J'ai découvert sur le front de Gaoligong l’image de Manon en pleurs, caressant l’animal. Elle est entourée par Lisu et Salween. J'ai murmuré : 

— Elle ne va pas bien, je pourrais la consoler…

— Non, pas ce soir, a répliqué le jumeau avec cette force tranquille qui me désarme complètement.

La mort dans l’âme, j'ai fait demi-tour et je suis allé me coucher.

Dès l’heure du repas, je fonce à la hutte « réfectoire », espérant y retrouver Manon. Les conversations se taisent dès que je pose un pied à l’intérieur de la case. Inquiets, intrigués ou bienveillants, les villageois émettent quelques commentaires à mi-voix, au fur et à mesure qu’ils remarquent ma présence. Mon « petit coup de gueule » de la veille doit les avoir un peu impressionnés. Je n’y prête pas vraiment attention : j’attends Manon.

Les deux aînés arrivent peu après moi et me mobilisent pour que je cherche avec eux le troisième triplé. Ils veulent que je vérifie si c’est Lhassa, en surveillant les entrées et en essayant de communiquer silencieusement avec lui. J’accepte, l’esprit peu serein : Manon n’est toujours pas réapparue.

Félix guette, à l’extérieur, l’arrivée de Salween et Gaoligong, pour définir lequel nous accompagnera. Zoé inspecte les nuques des arrivants pour y déceler le médaillon. La tâche ne lui sera pas aisée, vu que tous les habitants ont des cheveux longs qu’ils laissent pendre.

Aucun des trois ne parvient à dépister le moindre triplé. Un groupe composé de Salween, Gaoligong, Lisu, Lhassa, Varanasi et Manon entre en même temps. Cette dernière a les épaules tombantes, le regard vissé au sol et elle accepte la galette uniquement parce que Salween la lui fourre dans les mains. Elle est encadrée de près par les jumeaux, qu’elle suit comme une automate jusqu’à un coin de la hutte où elle s’assoit en fixant sa galette sans vouloir la manger. Je me lève directement et je veux rejoindre mon amie, mais je suis intercepté par Lisu qui me parle de sa blessure. L’ours ne l’a pas épargnée, son dos est lacéré. Je compatis et je lui propose de passer chez Bégawan pour appliquer une seconde couche de « racine-crachat », si efficace pour ce genre de blessure.

— Tu m’accompagnes ? me demande-t-elle. Bégawan est très occupée pour l’instant.

— D’accord, je réponds à contrecœur, mais attends une minute, je vais saluer Manon.

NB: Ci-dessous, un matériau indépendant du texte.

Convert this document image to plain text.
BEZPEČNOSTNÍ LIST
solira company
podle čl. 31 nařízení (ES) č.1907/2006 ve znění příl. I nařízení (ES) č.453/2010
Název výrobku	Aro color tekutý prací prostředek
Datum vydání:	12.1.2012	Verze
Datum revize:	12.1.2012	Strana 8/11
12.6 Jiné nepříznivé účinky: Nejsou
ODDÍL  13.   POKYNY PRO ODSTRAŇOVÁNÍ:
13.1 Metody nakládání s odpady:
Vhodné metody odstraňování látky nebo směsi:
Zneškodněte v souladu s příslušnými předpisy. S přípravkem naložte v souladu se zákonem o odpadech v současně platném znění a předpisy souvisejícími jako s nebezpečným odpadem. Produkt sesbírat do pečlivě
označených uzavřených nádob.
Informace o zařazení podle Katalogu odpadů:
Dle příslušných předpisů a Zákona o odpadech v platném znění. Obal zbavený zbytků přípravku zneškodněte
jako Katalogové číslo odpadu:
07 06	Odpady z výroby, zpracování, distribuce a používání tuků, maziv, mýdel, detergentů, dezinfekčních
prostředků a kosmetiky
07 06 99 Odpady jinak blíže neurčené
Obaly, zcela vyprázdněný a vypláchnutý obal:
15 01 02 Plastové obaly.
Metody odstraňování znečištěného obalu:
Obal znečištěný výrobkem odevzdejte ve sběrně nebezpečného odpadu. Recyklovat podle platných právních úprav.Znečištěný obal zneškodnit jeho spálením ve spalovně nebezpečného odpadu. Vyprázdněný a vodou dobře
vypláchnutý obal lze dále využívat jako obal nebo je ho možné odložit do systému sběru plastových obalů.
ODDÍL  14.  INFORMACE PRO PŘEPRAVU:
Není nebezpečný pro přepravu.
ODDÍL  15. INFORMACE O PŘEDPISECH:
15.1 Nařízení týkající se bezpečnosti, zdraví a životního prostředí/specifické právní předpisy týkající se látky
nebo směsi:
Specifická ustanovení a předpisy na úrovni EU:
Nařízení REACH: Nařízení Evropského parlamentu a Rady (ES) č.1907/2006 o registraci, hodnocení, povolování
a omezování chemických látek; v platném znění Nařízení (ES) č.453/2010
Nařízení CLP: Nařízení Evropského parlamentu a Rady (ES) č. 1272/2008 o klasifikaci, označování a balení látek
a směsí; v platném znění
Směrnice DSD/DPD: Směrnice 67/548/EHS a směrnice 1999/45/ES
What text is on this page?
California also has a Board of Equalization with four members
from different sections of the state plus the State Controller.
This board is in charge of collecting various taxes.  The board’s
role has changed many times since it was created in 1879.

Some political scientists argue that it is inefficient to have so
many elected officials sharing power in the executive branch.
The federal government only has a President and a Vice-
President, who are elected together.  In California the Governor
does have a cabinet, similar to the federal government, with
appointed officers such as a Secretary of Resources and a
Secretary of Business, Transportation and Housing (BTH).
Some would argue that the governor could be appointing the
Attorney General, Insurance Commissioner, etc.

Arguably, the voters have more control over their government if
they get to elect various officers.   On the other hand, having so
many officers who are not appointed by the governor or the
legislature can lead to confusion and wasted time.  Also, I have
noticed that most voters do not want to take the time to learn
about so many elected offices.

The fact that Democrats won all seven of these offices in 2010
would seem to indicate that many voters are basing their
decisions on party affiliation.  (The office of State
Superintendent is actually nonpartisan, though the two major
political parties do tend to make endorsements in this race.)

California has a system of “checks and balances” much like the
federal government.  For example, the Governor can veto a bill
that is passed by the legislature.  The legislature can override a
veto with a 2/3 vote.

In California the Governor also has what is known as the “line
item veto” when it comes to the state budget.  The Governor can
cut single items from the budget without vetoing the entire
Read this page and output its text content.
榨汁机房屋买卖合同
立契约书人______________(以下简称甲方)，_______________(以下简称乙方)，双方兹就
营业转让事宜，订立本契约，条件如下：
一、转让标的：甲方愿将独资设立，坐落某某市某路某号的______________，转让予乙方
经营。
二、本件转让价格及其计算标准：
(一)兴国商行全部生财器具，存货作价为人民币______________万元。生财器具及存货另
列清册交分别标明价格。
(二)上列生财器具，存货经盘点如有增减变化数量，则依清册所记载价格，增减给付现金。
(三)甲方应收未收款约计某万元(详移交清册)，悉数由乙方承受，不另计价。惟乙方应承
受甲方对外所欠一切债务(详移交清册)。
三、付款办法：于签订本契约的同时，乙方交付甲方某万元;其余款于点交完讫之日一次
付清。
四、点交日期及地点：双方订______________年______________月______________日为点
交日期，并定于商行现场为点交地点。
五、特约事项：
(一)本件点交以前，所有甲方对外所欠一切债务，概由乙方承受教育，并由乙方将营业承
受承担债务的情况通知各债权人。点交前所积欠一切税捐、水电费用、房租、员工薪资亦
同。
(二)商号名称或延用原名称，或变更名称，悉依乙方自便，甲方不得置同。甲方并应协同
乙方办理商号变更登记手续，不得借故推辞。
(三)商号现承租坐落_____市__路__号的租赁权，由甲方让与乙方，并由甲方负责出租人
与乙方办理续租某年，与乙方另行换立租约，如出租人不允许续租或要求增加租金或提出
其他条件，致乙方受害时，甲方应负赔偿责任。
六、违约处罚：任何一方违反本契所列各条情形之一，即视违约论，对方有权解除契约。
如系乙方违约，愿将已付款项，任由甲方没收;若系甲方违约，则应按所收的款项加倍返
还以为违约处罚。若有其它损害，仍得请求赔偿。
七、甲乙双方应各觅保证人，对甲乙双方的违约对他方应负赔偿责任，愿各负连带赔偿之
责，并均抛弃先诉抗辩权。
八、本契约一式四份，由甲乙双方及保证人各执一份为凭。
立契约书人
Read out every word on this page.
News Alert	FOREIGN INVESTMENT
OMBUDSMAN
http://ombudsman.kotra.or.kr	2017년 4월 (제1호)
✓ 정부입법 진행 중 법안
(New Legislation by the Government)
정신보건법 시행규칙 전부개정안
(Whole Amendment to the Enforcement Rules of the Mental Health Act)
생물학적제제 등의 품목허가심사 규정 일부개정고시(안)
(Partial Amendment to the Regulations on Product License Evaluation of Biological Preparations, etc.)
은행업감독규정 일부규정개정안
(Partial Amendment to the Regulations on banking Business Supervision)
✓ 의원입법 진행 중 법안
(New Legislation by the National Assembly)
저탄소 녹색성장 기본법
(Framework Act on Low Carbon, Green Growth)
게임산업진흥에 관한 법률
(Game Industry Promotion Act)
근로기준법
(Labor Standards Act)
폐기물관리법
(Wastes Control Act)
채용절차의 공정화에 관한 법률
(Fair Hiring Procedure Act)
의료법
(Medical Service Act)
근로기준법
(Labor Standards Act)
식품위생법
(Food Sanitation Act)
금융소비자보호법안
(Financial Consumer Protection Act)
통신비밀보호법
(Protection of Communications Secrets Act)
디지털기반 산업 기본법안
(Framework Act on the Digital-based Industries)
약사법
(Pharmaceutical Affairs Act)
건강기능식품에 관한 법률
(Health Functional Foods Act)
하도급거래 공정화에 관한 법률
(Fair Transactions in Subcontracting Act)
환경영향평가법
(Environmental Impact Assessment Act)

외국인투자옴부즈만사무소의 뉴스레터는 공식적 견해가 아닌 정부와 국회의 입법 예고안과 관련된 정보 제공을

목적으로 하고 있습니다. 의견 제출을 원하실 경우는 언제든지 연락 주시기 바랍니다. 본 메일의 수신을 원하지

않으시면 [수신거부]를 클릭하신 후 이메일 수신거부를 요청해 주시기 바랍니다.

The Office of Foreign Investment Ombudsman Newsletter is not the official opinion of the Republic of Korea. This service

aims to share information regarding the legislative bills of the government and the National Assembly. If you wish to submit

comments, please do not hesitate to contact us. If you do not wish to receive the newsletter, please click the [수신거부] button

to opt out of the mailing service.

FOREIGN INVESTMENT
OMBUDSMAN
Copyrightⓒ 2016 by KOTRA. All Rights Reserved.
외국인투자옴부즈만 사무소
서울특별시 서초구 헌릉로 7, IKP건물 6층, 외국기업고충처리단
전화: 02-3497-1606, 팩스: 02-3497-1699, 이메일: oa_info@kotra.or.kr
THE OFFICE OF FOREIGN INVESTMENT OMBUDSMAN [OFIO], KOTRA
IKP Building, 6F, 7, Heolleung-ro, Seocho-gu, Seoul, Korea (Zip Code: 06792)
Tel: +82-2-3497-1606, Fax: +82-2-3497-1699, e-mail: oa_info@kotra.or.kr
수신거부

Je n’ai pas le temps d’arriver jusqu’à elle qu’un enfant me demande quand je reprendrai les jeux du soir avec eux. Gaoligong se lève et invite Manon à le suivre. Celle-ci, toujours aussi atone, se redresse à son tour et me lance un regard suppliant . Je n’ai que le temps de voir ce qui s’imprime sur son front : une fourrure noire dans laquelle est dissimulé un médaillon.

Ils sont complètement fous, me souffle-t-elle, avant d’être poussée par Salween qui l’entraîne doucement vers la sortie.

Je veux les rejoindre mais, d’un geste sans équivoque, Gaoligong me rappelle à l’ordre :

— Ta place est ici.

Je n’ai pas le temps de réagir que Lisu est devant moi et semble souffrir. Je lui souris doucement et, de la main, je l’engage à me suivre pour rejoindre la hutte « médecine ».

Lisu me parle doucement tandis que nous cheminons vers la case de Bégawan. J’aime beaucoup cette nana, Salween a bien choisi ! Manon aussi s’entend à merveille avec elle. Elle me raconte qu’elle est souvent venue rendre visite à Lhassa et qu’elle et Manon ont passé des heures ensemble à refaire le monde ; et puis, hier soir, dans la scène que j’ai aperçue sur le front de Gaoligong, c’était elle qui la consolait.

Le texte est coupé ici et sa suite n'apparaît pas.